The Organon – Aphorism 211-220

§ 211
This holds good to such an extent, that the state of the disposition of the patient often chiefly determines the selection of the homoeopathic remedy, as being a decidedly characteristic symptom which can least of all remain concealed from the accurately observing physician.

§ 212
The Creator of therapeutic agents has also had particular regard to this main feature of all diseases, the altered state of the disposition and mind, for there is no powerful medicinal substance in the world which does not very notably alter the state of the disposition and mind in the healthy individual who tests it, and every medicine does so in a different manner.

§ 213
We shall, therefore, never be able to cure conformably to nature – that is to say, homoeopathically – if we do not, in every case of disease, even in such as are acute, observe, along with the other symptoms, those relating to the changes in the state of the mind and disposition, and if we do not select, for the patient’s relief, from among the medicines a disease-force which, in addition to the similarity of its other symptoms to those of the disease, is also capable of producing a similar state of the disposition and mind.1

1 Thus aconite will seldom or never effect a rapid or permanent cure in a patient of a quiet, calm, equable disposition; and just as little will nux vomica be serviceable where the disposition is mild and phlegmatic, pulsatilla where it is happy, gay and obstinate, or ignatia where it is imperturbable and disposed neither to be frightened nor vexed.

§ 214
The instructions I have to give relative to the cure of mental diseases may be confined to a very few remarks, as they are to be cured in the same way as all other diseases, namely, by a remedy which shows, by the symptoms it causes in the body and mind of a healthy individual, a power of producing a morbid state as similar as possible to the case of disease before us, and in no other way can they be cured.

§ 215
Almost all the so-called mental and emotional diseases are nothing more than corporeal diseases in which the symptom of derangement of the mind and disposition peculiar to each of them is increased, while the corporeal symptoms decline (more or less rapidly), till it a length attains the most striking one-sidedness, almost as though it were a local disease in the invisible subtle organ of the mind or disposition.

§ 216
The cases are not rare in which a so-called corporeal disease that threatens to be fatal – a suppuration of the lungs, or the deterioration of some other important viscus, or some other disease of acute character, e.g., in childbed, etc. – becomes transformed into insanity, into a kind of melancholia or into mania by a rapid increase of the psychical symptoms that were previously present, whereupon the corporeal symptoms lose all their danger; these latter improve almost to perfect health, or rather they decrease to such a degree that their obscured presence can only be detected by the observation of a physician gifted with perseverance and penetration. In this manner they become transformed into a one-sided and, as it were, a local disease, in which the symptom of the mental disturbance, which was at first but slight, increases so as to be the chief symptom, and in a great measure occupies the place of the other (corporeal) symptoms, whose intensity it subdues in a palliative manner, so that, in short, the affections of the grosser corporeal organs become, as it were, transferred and conducted to the almost spiritual, mental and emotional organs, which the anatomist has never yet and never will reach with his scalpel.

§ 217
In these diseases we must be very careful to make ourselves acquainted with the whole of the phenomena, both those belonging to the corporeal symptoms, and also, and indeed particularly, those appertaining to the accurate apprehension of the precise character of the chief symptom, of the peculiar and always predominating state of the mind and disposition, in order to discover, for the purpose of extinguishing the entire disease, among the remedies whose pure effects are known, a homoeopathic medicinal pathogenetic force – that is to say, a remedy which in its list of symptoms displays, with the greatest possible similarity, not only the corporeal morbid symptoms present in the case of disease before us, but also especially this mental and emotional state.

§ 218
To this collection of symptoms belongs in the first place to accurate description of all the phenomena of the previous so-called corporeal disease, before it degenerated into a one-sided increase of the physical symptom, and became a disease of the mind and disposition.

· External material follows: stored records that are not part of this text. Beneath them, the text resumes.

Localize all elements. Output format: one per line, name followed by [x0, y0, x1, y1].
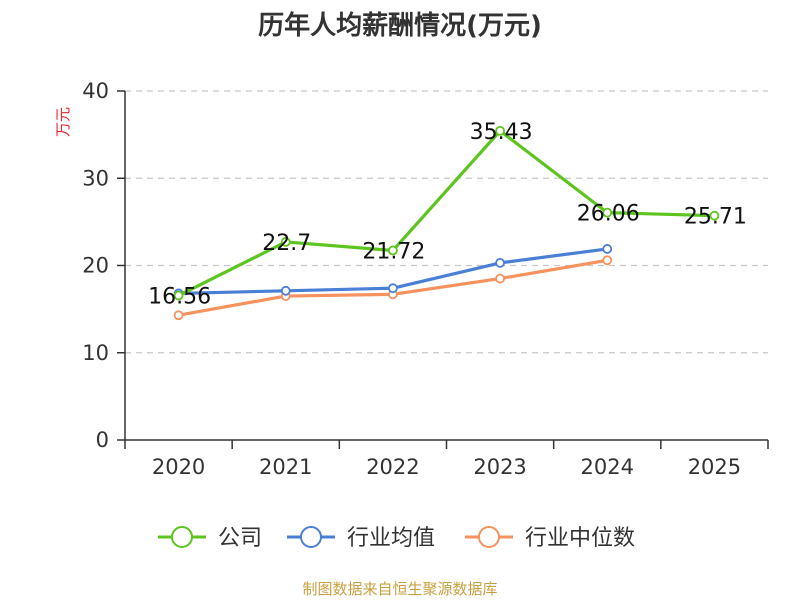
x-tick-label: 2021	[259, 455, 312, 479]
series-point[interactable]	[173, 310, 184, 321]
series-point[interactable]	[495, 125, 505, 136]
series-point[interactable]	[280, 237, 291, 247]
x-tick-label: 2023	[473, 455, 526, 479]
axes: 0 10 20 30 40 2020 2021 2022 2023 2024 2025	[82, 79, 769, 479]
data-source: 制图数据来自恒生聚源数据库	[302, 580, 497, 598]
chart-title: 历年人均薪酬情况(万元)	[258, 10, 542, 41]
legend-label-2[interactable]: 行业中位数	[525, 526, 635, 551]
series-point[interactable]	[280, 285, 291, 296]
data-label: 35.43	[470, 120, 533, 145]
y-tick-label: 10	[82, 341, 109, 365]
x-tick-label: 2024	[581, 455, 634, 479]
data-labels: 16.56 22.7 21.72 35.43 26.06 25.71	[148, 120, 747, 310]
legend-marker-1	[300, 526, 322, 548]
y-axis-label: 万元	[54, 107, 72, 137]
y-tick-label: 30	[82, 166, 109, 190]
series-lines	[173, 125, 720, 321]
series-point[interactable]	[602, 207, 613, 218]
x-tick-label: 2020	[152, 455, 205, 479]
legend-label-1[interactable]: 行业均值	[347, 526, 435, 551]
data-label: 22.7	[262, 231, 311, 256]
series-point[interactable]	[602, 244, 613, 254]
series-point[interactable]	[495, 257, 505, 268]
legend-marker-0	[171, 526, 193, 548]
y-tick-label: 40	[82, 79, 109, 103]
legend-marker-2	[478, 526, 500, 548]
series-point[interactable]	[388, 245, 398, 256]
grid-lines	[125, 90, 768, 354]
series-point[interactable]	[388, 283, 398, 294]
series-point[interactable]	[495, 273, 505, 284]
x-tick-label: 2022	[366, 455, 419, 479]
data-label: 16.56	[148, 285, 211, 310]
series-point[interactable]	[602, 255, 613, 266]
data-label: 26.06	[577, 202, 640, 227]
legend: 公司 行业均值 行业中位数	[158, 526, 635, 551]
legend-label-0[interactable]: 公司	[218, 526, 262, 551]
data-label: 21.72	[362, 239, 425, 264]
series-line-0	[176, 129, 717, 298]
y-tick-label: 20	[82, 254, 109, 278]
series-point[interactable]	[709, 210, 720, 221]
y-tick-label: 0	[96, 428, 109, 452]
x-tick-label: 2025	[688, 455, 741, 479]
data-label: 25.71	[684, 205, 747, 230]
series-point[interactable]	[173, 290, 184, 301]
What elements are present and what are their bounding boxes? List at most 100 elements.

This may be learned from the report of the patient’s friends.

§ 219
A comparison of these previous symptoms of the corporeal disease with the traces of them that still remain, though they have become less perceptible (but which even now sometimes become prominent, when a lucid interval and a transient alleviation of the psychical disease occurs), will serve to prove them to be still present, though obscured.

§ 220
By adding to this the state of the mind and disposition accurately observed by the patient’s friends and by the physician himself, we have thus constructed the complete picture of the disease, for which in order to effect the homoeopathic cure of the disease, a medicine capable of producing strikingly similar symptoms, and especially an analogous disorder of the mind, must be sought for among the antipsoric remedies, if the physical disease have already lasted some time.